According to those involved, the initiative has had a massive impact on communities through; improved health and motivation for the young people involved, less anti-social behaviour and crime in local communities, involvement of young people in grassroots football, encouragement of adults to support the leagues as volunteers and the signposting of wider opportunities to young people involved in the leagues.
 
Convenor of Sport and Recreation for Clackmannanshire Council, Cllr Bobby McGill, said:

“In Clackmannanshire, our Midnight Leagues, held at Alloa F C’s Recreation Park, are one of the biggest in the country with well over 100 young people taking part.  A great achievement for the Wee County!  The Council, our sports development staff and the local police are delighted with the impact of the leagues and very pleased to receive the support of CRT, the SFA and the Bank of Scotland in making them happen.  The young people and local communities across the County are benefiting from the initiative”

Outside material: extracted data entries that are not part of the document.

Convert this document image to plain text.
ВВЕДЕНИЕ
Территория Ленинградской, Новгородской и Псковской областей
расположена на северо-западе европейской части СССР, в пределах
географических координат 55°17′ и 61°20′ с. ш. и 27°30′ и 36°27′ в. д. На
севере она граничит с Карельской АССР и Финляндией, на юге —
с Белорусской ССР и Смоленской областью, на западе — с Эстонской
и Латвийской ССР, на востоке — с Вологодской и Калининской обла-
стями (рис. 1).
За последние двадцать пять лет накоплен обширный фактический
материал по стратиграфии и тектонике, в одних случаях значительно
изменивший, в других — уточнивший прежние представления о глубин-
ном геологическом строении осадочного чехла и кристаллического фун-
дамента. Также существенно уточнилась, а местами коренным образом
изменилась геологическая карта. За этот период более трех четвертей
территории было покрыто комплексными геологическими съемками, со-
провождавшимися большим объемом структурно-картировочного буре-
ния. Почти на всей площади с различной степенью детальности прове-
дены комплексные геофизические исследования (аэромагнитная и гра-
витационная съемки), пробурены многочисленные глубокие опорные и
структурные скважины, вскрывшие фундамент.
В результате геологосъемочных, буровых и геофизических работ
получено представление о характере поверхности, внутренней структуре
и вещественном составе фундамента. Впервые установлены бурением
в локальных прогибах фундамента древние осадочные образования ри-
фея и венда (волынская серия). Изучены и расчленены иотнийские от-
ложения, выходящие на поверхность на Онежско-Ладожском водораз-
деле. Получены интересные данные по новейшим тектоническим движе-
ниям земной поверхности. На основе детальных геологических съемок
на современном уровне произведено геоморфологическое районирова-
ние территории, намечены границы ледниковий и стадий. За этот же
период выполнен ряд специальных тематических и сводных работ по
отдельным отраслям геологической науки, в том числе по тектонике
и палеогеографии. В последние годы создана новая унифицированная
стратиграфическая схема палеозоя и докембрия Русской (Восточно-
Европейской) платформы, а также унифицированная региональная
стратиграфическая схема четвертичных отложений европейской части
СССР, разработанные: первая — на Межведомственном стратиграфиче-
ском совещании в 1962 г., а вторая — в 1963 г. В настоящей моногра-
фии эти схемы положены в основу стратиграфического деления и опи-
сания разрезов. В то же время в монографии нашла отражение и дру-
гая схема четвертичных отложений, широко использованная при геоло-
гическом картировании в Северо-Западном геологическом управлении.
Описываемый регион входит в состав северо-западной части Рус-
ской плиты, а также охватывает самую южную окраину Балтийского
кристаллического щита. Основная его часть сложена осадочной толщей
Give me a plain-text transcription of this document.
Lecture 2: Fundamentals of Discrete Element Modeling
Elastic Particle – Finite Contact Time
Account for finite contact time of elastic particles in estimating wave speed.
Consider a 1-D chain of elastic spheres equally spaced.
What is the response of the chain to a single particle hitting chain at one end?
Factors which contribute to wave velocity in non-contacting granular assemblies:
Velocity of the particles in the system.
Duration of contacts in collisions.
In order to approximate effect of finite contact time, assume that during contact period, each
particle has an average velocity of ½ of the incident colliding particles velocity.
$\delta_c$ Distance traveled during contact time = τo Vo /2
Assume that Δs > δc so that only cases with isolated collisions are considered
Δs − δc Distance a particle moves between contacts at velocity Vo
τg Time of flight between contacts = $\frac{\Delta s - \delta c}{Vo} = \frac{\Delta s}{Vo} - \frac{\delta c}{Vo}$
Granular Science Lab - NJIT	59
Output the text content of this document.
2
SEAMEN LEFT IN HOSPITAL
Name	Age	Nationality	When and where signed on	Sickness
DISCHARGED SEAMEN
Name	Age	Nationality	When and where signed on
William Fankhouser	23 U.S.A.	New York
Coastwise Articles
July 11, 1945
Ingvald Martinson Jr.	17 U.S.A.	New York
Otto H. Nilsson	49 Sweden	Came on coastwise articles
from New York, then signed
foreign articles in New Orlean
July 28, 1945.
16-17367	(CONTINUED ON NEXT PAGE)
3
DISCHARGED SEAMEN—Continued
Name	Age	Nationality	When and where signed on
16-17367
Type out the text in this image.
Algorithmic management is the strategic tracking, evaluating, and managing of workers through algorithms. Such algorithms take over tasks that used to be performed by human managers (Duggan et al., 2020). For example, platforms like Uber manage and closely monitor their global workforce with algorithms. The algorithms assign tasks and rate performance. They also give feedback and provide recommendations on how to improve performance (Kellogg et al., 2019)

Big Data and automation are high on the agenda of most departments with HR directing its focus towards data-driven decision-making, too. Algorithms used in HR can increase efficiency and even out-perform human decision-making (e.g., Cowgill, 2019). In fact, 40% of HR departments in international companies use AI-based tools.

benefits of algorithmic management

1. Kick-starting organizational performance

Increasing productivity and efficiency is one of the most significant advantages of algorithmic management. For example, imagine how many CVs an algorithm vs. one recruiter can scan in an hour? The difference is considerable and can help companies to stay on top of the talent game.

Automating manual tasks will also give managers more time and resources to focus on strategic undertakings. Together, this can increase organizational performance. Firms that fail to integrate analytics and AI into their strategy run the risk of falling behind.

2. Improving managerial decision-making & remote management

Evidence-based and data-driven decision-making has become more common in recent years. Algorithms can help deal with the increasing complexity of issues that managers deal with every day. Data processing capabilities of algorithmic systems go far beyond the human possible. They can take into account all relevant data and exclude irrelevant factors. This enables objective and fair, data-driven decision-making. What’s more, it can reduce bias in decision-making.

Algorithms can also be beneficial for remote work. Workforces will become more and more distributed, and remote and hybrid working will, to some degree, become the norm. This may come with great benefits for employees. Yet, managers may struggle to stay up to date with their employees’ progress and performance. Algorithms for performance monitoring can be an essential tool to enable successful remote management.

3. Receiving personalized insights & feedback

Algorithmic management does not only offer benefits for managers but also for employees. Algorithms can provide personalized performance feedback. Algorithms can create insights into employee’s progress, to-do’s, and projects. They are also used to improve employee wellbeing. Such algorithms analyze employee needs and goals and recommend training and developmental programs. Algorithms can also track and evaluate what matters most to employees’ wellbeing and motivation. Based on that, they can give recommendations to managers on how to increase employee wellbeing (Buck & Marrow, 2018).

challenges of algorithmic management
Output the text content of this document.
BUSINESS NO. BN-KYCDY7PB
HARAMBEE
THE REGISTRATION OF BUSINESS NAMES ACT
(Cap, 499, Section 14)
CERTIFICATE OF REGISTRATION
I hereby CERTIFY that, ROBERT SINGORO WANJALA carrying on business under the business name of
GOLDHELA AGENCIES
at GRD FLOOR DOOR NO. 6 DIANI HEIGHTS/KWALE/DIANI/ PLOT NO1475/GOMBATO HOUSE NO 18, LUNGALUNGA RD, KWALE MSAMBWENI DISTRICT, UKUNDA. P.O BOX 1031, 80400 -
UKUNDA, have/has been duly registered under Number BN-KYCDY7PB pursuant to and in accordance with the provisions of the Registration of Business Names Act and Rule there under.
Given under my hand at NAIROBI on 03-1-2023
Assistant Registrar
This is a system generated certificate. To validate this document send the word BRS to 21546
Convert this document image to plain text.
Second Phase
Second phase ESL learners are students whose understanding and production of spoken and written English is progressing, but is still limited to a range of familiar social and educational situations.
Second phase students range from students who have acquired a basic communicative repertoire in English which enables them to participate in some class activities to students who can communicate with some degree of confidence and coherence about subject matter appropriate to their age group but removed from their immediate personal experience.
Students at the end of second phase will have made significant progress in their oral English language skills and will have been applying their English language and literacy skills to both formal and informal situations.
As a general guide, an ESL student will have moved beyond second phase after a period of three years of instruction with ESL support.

Through the project, CRT has also funded equipment, coach training and first aid for youth football clubs in the ex-coalfields areas further to the support from the Bank of Scotland and the SFA. SFA Football Development Officer, Jim Grant, said:

“The leagues which myself and colleagues from West Lothian Council run in Blackburn and other locations in the County show very clearly the positive impact on the boys and girls who come along.  Youth service staff and community police officers who are building better relationships with young people and local communities very much welcome the initiative.  But as a ‘football man’ I just love seeing so many young people playing our national game, keeping fit and really enjoying themselves.”

It is clear that youth football is a huge benefit to communities and should be celebrated for the role it has in the lives of all who are involved.

The obvious benefits to the physical health and character building of young people offered by football must never be overlooked nor should the role it can have in bringing a community together and raising money for causes.

The Dan Wakefield quote about the importance of being part of a good community can also be applied to youth football. To be part of the same quest, such as being part of a team, is very meaningful as is the shared sense of achievement. The pillars that form a community and youth football are not very far apart.